Now, there are networks out there today who are not living up to these filtering standards, and just pumps out and shares everything recieved from bedroom producers. This does not make a very good music industry representant, and then we come to the next point:


What does it take to be promoted by a bigger network or independent label?

First off, you need to have come further down the road than a bedroom producer. You have probably had a couple of years with motivation from a smaller network or label. In other words, you have been through a filtering process earlier, which conveniently also made you motivated enough to take your music to the next level, which also gave you a bigger fanbase because you got aired on that 200.000 subscriber channel. Remember, there is a reason why people subscribe to channels in the first place, and that is the amount of great music being spread out from there. Not the amount of music being spread out from there.

Imagine as a consumer/plain listener, how would it be to skip 80% of the tracks on the channel you are subscribing to because the tracks were shit, even if they are supposed to fit the genre description? I know I wouldn´t be around that channel for long. So while you get your nice and smooth track played on the big Soundcloud or YouTube channel, there are still people making shit music in the bottom of the chain, while you have made a step up. And that step was NOT just as simple as just sending your track to them. That step included a lot of work.

So, the bedroom producer has been shared throughoutly the label’s network, and has gained experience on making high quality tracks. His fanbase has also increased from 10 to comfortable 10000 facebook page likes.

For getting further success, he needs to get filtered more. Every time he takes a step up for where he is getting aired or signed, label, promotion bureau, radio channels, management, he gets filtered by industry professionals. Included into this description of industry profssional, you also find the big bloggers with a lot of influence. This is a kind of a modern label, but lacking a few functions.

Getting filtered makes him as an artist experienced enough to stand up for himself, to get his own extensive fanbase, industry respect, influence.
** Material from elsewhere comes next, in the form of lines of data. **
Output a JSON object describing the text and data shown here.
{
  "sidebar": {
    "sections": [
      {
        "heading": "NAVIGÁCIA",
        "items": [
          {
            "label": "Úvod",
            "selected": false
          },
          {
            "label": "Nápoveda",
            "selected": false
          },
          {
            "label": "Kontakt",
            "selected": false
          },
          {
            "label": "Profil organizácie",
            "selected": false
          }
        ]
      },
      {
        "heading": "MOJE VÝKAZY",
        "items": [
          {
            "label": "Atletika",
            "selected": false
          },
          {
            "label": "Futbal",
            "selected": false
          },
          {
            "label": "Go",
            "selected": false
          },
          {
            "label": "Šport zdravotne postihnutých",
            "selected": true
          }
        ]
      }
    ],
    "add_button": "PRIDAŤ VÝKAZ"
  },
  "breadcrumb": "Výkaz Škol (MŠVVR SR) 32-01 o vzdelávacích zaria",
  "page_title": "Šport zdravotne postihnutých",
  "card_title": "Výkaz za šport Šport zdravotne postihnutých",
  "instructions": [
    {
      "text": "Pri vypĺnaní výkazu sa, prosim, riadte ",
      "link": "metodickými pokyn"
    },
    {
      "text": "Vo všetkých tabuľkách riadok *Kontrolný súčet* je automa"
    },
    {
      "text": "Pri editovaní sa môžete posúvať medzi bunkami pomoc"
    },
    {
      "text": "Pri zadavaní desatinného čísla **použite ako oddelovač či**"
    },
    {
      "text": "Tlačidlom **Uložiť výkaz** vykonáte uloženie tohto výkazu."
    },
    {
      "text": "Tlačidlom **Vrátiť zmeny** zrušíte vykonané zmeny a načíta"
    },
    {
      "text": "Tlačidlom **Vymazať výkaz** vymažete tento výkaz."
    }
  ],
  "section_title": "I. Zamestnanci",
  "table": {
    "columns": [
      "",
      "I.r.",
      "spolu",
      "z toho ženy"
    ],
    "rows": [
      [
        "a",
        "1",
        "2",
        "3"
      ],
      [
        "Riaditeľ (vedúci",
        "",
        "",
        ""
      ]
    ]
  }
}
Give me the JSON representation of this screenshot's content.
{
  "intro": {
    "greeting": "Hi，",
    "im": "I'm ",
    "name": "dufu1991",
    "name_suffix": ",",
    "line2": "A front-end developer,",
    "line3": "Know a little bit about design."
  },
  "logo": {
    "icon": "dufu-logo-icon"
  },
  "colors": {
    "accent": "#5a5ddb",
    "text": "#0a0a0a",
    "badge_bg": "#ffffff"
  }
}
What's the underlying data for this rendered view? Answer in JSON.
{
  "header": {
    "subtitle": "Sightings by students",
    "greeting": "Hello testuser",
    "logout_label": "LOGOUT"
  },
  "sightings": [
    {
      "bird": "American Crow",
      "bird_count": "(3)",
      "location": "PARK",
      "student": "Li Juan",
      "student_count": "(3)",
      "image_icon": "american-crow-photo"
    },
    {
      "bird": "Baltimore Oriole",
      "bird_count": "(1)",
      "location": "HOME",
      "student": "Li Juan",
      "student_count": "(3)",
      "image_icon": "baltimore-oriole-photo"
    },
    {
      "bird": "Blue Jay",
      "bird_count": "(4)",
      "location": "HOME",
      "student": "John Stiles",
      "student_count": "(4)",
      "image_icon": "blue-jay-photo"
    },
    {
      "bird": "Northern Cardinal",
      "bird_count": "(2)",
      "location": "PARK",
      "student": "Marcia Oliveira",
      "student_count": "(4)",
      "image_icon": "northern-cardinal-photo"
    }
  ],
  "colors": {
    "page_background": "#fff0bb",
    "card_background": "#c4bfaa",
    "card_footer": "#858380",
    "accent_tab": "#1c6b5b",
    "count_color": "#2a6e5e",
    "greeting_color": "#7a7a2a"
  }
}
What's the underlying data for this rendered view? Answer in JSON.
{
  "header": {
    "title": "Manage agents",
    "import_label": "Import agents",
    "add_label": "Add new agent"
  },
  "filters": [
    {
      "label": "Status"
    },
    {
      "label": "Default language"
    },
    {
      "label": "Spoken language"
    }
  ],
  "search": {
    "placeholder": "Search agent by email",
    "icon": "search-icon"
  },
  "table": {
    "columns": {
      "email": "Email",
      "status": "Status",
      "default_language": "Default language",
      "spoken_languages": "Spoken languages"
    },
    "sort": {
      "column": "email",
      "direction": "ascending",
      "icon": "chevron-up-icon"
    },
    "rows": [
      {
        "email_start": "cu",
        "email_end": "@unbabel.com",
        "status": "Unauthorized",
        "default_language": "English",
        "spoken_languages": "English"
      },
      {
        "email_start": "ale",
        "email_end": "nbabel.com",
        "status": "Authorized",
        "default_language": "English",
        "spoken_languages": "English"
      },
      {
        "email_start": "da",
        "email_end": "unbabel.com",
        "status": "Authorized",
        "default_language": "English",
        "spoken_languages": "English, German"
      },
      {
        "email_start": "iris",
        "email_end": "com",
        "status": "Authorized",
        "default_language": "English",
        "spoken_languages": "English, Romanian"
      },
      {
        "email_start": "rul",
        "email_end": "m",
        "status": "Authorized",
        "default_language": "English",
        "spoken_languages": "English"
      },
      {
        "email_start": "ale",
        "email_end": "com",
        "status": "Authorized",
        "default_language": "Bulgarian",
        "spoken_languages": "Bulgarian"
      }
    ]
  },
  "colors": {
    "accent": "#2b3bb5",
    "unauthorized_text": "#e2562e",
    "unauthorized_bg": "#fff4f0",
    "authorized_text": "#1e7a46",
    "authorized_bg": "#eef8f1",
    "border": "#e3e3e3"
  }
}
At the top of the chain, you have the major labels. They live by having the few extremely talented artists who went massively through eighter step of the filtering chains, or they went viral and popular. Popular is a keyword here, because bigger networks, channels and labels won´t even touch you if you´re not popular already. Put that in perspective, though, because you only need to be as popular as the level below indicates that you should be. Remember, this new channel you should be aiming for, is offering a new dimension to how many people they reach with their uploads or networks.

Looking from the listeners point of view, stuff that goes viral is getting so extremely popular so fast because the content has been filtered so many times by each and everyone who shared. This is a turbo version of the conventional filtering that I have been talking about in this article. Of course anyone wants to go viral with their music, but the reason why so few does it is: Lack of network or promotion channels for doing it, and the fact that the listeners could never make everything go viral – because only the most special stuff does that. If everything was so special that it was supposed to get mass shared and go viral, then the bar for speciality would automatically be lifted.

So instead of hoping for a viral breakthrough, I think you should consider striving for getting involved in filtering processes and to take one step at a time that way. Good luck!